Since TN-ROCS’ launch, Slone said, his community has seen a decrease in property crimes and its jail population. Over its first five years, all 34 pregnant women in the program gave birth to healthy babies and 30 kept custody of their children. TN-ROCS is now being replicated across the state.
One barrier to broader acceptance of medication treatment in both rural and urban communities, Christofferson said, is a lack of education.
Corey Williams agrees. He advocates for educating criminal justice system officials. Williams is an officer with the Lubbock, Texas, Police Department and is a consultant with the Law Enforcement Action Partnership, which promotes drug policy and criminal justice reform. He believes that if more criminal justice officials had personal experience with medication to treat substance use disorder, they’d view it differently.
Williams’ wife, Brianne Williams, became addicted to opioids in medical school.

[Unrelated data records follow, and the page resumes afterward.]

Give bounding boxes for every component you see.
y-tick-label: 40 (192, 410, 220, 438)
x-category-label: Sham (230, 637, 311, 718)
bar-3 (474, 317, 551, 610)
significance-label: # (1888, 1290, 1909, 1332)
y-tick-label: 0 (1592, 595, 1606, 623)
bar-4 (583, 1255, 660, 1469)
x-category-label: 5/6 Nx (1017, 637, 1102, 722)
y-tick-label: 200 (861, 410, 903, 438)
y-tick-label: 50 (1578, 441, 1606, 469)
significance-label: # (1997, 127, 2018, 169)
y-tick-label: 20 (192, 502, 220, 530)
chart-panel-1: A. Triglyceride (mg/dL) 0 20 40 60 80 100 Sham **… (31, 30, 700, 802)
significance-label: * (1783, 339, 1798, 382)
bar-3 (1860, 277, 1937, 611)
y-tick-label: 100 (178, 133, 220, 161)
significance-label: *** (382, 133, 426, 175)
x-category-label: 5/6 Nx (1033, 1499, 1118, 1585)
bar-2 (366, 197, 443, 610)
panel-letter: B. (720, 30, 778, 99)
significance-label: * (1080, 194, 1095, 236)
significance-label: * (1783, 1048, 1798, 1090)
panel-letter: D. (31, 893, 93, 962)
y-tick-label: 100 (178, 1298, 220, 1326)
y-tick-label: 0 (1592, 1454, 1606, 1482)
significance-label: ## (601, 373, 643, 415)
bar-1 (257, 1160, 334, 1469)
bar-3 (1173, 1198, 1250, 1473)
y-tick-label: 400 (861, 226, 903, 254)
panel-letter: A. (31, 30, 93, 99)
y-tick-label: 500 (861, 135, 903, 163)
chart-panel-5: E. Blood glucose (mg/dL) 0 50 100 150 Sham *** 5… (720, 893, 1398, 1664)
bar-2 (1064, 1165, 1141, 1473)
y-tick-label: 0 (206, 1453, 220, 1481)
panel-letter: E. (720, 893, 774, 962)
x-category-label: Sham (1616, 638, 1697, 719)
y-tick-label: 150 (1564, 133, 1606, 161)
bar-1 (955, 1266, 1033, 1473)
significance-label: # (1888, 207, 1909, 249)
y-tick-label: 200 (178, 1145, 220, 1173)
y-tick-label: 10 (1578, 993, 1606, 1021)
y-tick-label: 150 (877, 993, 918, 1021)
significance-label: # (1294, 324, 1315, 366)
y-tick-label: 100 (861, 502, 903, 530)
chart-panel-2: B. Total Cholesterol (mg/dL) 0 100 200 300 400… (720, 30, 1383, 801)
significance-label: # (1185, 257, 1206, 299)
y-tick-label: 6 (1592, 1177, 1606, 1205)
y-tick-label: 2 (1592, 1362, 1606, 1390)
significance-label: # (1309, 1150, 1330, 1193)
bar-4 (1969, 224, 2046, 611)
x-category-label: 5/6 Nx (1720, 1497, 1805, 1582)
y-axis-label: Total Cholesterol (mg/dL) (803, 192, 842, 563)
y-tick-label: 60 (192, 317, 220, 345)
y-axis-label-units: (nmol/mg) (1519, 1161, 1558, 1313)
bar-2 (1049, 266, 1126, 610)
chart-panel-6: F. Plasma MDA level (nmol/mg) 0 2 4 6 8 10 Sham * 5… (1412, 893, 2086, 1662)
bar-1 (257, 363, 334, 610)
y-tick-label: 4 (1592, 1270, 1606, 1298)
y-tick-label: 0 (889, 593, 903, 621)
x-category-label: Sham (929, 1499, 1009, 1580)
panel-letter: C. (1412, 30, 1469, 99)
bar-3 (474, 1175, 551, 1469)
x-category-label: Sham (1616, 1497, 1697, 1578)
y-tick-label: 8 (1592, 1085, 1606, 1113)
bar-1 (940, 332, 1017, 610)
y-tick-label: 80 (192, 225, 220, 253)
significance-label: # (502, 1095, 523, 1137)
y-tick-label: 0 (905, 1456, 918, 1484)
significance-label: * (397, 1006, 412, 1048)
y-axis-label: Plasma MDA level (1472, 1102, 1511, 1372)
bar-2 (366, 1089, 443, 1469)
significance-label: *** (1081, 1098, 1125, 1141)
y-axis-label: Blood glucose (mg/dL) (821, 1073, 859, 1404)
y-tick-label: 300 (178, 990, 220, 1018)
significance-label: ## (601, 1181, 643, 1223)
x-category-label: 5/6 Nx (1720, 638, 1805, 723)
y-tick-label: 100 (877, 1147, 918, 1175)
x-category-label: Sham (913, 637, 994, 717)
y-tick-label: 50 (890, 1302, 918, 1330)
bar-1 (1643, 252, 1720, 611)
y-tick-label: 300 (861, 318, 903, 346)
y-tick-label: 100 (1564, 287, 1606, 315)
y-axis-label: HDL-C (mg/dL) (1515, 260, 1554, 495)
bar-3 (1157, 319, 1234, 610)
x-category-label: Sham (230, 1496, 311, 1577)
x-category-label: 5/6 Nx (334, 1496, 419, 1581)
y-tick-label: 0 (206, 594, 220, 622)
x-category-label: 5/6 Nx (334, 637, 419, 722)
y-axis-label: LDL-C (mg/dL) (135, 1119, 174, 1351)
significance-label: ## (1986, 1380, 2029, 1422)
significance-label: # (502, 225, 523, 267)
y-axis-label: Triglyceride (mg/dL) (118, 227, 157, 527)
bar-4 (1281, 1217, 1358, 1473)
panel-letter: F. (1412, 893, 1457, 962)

She participated in a series of abstinence-only programs and was free of the drugs for seven years, then relapsed. She was arrested for writing herself a prescription for opioids and placed on probation.
She had entered a Suboxone treatment program, but her probation officer incorrectly informed her she couldn’t remain on Suboxone on probation. Williams relapsed, failed a drug test, and served 30 months in federal prison. After her release, she went back on Suboxone — a brand-name combination of buprenorphine and naloxone — and has maintained her sobriety. “It improved my life drastically,” she said. She now hopes to regain her medical license and specialize in addiction treatment.
The relative unavailability in rural areas of medication treatment is certainly a problem. A shortage, Christofferson noted, is not only an issue in itself, but also a barrier to overcoming stigma. More openings available, more success stories. More success stories, less stigma. Fewer provider options also means one bad actor — a provider who overprescribes or is otherwise negligent — perpetuates the stigma. Strict oversight is essential.
Physician Stephen Loyd influenced Slone’s decision to embrace medication treatment and is now a member of Slone’s recovery court team. Loyd was practicing internal medicine in eastern Tennessee when he developed a 100-pill-a-day addiction to prescription opioids. He was the inspiration for the character Michael Keaton portrayed in the Hulu series “Dopesick.” Loyd overcame his addiction and served as the state’s “opioid czar” under Gov. Bill Haslam from 2016 to 2018.
While in state government, Loyd helped plant the seed for TN-ROCS. He told Slone the first judge to take such an initiative would “be on the cover of Time magazine, because your success rates are gonna go up dramatically; you’re gonna save a bunch of lives.”
“He didn’t get on the cover of Time,” Loyd allowed, “but he did win the William H. Rehnquist Award.” The William H. Rehnquist Award for Judicial Excellence is among the country’s highest judicial honors.
Rachel Solomon contends one of those lives saved was hers.
Today she and her son are together; she’s employed. She remains on Suboxone. She feels good. And she feels fortunate she arrived in Slone’s courtroom when she did.
“He’s the reason I am where I am today,” she said. “He really is.”